The Fed (and central banks in general) has been justified as a means to smooth out the supposed excesses of capitalism and provide stimulus when the economy is in a “liquidity trap.” The first problem with the Fed, however, is that the only tool at its disposal is the ability to inflate the money supply through the printing of money and the expansion of credit. As a result of this inflation, there is tremendous malinvestment, the value of each dollar in circulation falls, and prices of goods are forced up. This process benefits those who get to use the new money before prices adjust – banks, those with lots of debt – and harms those who get to use the money as it finally trickles down – the poor, the middle-class, and those who have savings.
The Fed also contributes to chaotic boom-and-bust cycles like the most recent crash of 2008. The Fed’s expansion of credit and bank reserves distorts the entire system of prices and production, creating a quick, but artificial, “boom.” But when the inevitable credit expansion stops, the misallocation of production and capital become more obvious and the recession, or “bust,” sets in.

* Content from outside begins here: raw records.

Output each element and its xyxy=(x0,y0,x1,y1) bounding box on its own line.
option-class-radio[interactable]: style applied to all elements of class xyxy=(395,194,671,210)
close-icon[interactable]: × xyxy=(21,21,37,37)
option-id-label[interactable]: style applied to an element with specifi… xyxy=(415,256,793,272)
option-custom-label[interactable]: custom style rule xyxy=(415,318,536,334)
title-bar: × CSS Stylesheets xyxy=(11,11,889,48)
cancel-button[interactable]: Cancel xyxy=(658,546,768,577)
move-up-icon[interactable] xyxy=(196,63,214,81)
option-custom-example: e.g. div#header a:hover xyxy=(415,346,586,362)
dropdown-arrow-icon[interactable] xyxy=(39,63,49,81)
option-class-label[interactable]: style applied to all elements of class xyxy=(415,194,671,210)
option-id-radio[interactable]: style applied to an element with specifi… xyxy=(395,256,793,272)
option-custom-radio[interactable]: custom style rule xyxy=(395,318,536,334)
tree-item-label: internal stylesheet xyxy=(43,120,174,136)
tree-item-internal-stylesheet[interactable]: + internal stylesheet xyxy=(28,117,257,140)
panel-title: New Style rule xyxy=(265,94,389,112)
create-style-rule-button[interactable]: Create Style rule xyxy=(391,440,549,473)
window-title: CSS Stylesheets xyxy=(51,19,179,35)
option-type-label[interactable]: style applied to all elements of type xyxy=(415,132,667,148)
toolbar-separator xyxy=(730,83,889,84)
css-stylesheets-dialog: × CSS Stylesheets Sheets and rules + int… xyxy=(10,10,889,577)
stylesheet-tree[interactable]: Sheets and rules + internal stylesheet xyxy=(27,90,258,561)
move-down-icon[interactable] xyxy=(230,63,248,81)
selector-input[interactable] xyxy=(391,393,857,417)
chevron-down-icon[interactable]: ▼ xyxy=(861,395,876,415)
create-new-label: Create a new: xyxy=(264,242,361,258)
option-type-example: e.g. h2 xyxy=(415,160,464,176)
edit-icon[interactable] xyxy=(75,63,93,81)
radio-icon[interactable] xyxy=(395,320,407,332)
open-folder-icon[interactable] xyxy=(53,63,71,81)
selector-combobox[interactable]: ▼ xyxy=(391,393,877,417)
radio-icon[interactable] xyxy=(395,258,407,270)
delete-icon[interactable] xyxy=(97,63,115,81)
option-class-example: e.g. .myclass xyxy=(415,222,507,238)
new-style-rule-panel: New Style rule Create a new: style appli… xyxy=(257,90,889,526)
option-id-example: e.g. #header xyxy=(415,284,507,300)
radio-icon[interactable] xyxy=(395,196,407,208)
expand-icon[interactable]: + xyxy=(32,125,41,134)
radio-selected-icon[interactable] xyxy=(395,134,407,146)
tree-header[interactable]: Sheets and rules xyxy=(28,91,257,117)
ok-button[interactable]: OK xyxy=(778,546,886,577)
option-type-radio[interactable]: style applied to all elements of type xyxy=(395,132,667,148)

When the necessary readjustment and liquidation is needed, the Fed then steps in and pumps in more credit, masking the problem even further.
By giving the federal government a nearly endless stream of money and credit, the Fed is the enabler of the growth of federal power. Foreign wars, the maintenance of an empire, and bailouts are funded not by taxing us directly, but by borrowing and printing the money instead, transferring the cost to future taxpayers. This is how President George W. Bush can cut taxes during a war and President Barack Obama can cut the payroll tax despite ever-expanding Social Security requirements.
The above problems should concern us all; however, they are only symptoms of the inherent flaw of any central bank like the Federal Reserve (what economist Ludwig von Mises called “the calculation problem.”) In a market economy, prices help entrepreneurs rationally allocate scarce resources to their most productive use. The Fed, however, centrally plans interest rates (the price of credit), and often times far below the market rate. Without the market price for a given good or service, central planning is doomed to fail.
The alternative to the Federal Reserve system, as with all government monopolies, lies in the free market; in this case, a commodity-backed monetary system subject to the supply-and-demand forces of the market and interest rates based on savings and capital.
The market economy is a voluntary, interrelated and interdependent web coordinated through the signals and incentives that prices bring. Government intervention tends to create unpredictable and unforeseen ripple effects throughout this web, creating instability and stagnation. With inflation, boom-and-bust cycles, and the depreciation of the dollar, the Federal Reserve is no exception to the damaging effects of government intervention.